论文标题
反对武装的匪徒反对任意策略
Adversarial Bandits against Arbitrary Strategies
论文作者
论文摘要
我们研究了针对任意策略的对抗性匪徒问题,其中$ s $是问题硬度的参数,并且该参数不给代理。为了解决这个问题,我们使用在线镜像下降方法(OMD)采用主基准框架。我们首先提供了一种具有简单OMD的主基准算法,从而实现$ \ tilde {o}(s^{1/2} k^{1/3} t^{2/3})$,其中$ t^{2/3} $来自损失估计器的差异。为了减轻差异的影响,我们建议使用OMD的自适应学习率,并实现$ \ tilde {o}(\ min \ {\ Mathbb {e}损失估计器的差异术语。

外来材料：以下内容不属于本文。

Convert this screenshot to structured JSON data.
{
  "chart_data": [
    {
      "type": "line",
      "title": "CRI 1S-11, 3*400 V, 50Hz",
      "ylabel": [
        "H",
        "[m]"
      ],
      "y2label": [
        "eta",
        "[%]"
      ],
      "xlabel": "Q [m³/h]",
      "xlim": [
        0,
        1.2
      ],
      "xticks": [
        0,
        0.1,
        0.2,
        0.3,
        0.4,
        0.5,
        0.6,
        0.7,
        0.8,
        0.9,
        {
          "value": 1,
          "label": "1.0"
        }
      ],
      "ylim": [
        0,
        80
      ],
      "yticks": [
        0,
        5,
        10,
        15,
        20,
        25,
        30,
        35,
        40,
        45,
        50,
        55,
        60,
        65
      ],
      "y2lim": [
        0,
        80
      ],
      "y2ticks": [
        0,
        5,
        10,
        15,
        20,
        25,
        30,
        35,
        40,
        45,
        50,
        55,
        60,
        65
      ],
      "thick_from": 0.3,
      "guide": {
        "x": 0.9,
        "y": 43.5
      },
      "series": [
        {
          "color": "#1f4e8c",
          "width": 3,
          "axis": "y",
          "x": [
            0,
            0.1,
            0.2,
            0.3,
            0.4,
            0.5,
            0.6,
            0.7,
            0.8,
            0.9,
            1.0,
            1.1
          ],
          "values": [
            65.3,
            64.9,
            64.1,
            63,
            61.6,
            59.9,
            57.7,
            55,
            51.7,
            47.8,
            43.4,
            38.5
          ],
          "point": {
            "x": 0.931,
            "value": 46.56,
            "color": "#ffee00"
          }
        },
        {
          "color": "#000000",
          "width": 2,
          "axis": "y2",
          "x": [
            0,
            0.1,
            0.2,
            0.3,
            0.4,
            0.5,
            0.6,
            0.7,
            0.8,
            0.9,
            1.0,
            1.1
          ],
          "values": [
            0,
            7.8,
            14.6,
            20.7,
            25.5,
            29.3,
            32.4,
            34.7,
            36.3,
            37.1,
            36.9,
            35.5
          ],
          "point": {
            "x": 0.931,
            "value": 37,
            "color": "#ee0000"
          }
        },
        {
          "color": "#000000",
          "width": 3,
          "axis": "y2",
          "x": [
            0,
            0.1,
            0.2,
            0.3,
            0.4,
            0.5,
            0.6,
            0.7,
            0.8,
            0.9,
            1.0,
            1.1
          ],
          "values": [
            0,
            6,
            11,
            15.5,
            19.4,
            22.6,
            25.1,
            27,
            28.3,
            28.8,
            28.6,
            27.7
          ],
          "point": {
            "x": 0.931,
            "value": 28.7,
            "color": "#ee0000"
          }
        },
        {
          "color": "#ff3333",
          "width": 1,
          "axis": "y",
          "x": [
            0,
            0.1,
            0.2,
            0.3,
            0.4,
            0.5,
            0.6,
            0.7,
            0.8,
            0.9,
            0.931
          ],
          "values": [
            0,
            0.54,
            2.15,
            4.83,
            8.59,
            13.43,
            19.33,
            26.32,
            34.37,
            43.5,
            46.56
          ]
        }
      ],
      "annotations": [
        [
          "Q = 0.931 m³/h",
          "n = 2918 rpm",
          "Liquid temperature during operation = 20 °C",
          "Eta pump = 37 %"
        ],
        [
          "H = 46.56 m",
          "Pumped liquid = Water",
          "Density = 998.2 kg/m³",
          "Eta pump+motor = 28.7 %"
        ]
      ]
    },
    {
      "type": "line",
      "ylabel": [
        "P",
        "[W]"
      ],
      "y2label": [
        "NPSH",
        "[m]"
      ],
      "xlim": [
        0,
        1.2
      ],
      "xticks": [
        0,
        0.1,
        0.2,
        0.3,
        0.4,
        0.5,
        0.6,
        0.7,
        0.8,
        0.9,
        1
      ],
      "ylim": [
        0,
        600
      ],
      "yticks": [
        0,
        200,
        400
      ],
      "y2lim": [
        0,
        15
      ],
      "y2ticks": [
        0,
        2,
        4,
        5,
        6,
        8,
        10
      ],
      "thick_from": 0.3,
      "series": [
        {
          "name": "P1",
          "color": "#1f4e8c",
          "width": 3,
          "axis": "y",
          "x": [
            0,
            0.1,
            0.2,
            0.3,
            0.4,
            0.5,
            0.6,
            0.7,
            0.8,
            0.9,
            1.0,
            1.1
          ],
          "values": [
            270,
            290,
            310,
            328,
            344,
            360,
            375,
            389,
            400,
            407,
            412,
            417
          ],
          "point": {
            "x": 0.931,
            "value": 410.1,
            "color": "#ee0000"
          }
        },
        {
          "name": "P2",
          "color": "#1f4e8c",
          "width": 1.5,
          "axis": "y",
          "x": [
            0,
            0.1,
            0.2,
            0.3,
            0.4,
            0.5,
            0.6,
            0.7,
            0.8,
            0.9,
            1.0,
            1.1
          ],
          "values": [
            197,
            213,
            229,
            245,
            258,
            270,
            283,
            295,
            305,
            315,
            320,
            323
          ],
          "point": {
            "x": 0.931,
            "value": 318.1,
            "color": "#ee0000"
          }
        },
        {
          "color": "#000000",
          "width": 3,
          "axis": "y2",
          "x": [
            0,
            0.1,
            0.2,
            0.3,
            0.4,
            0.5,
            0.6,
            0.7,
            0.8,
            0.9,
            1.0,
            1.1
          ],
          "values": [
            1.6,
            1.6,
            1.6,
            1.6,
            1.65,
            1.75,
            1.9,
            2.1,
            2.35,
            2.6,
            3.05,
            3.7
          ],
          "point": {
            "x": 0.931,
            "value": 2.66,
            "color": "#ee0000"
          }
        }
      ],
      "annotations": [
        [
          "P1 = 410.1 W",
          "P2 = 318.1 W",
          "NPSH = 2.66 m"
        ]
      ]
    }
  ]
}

We study the adversarial bandit problem against arbitrary strategies, in which $S$ is the parameter for the hardness of the problem and this parameter is not given to the agent. To handle this problem, we adopt the master-base framework using the online mirror descent method (OMD). We first provide a master-base algorithm with simple OMD, achieving $\tilde{O}(S^{1/2}K^{1/3}T^{2/3})$, in which $T^{2/3}$ comes from the variance of loss estimators. To mitigate the impact of the variance, we propose using adaptive learning rates for OMD and achieve $\tilde{O}(\min\{\mathbb{E}[\sqrt{SKTρ_T(h^\dagger)}],S\sqrt{KT}\})$, where $ρ_T(h^\dagger)$ is a variance term for loss estimators.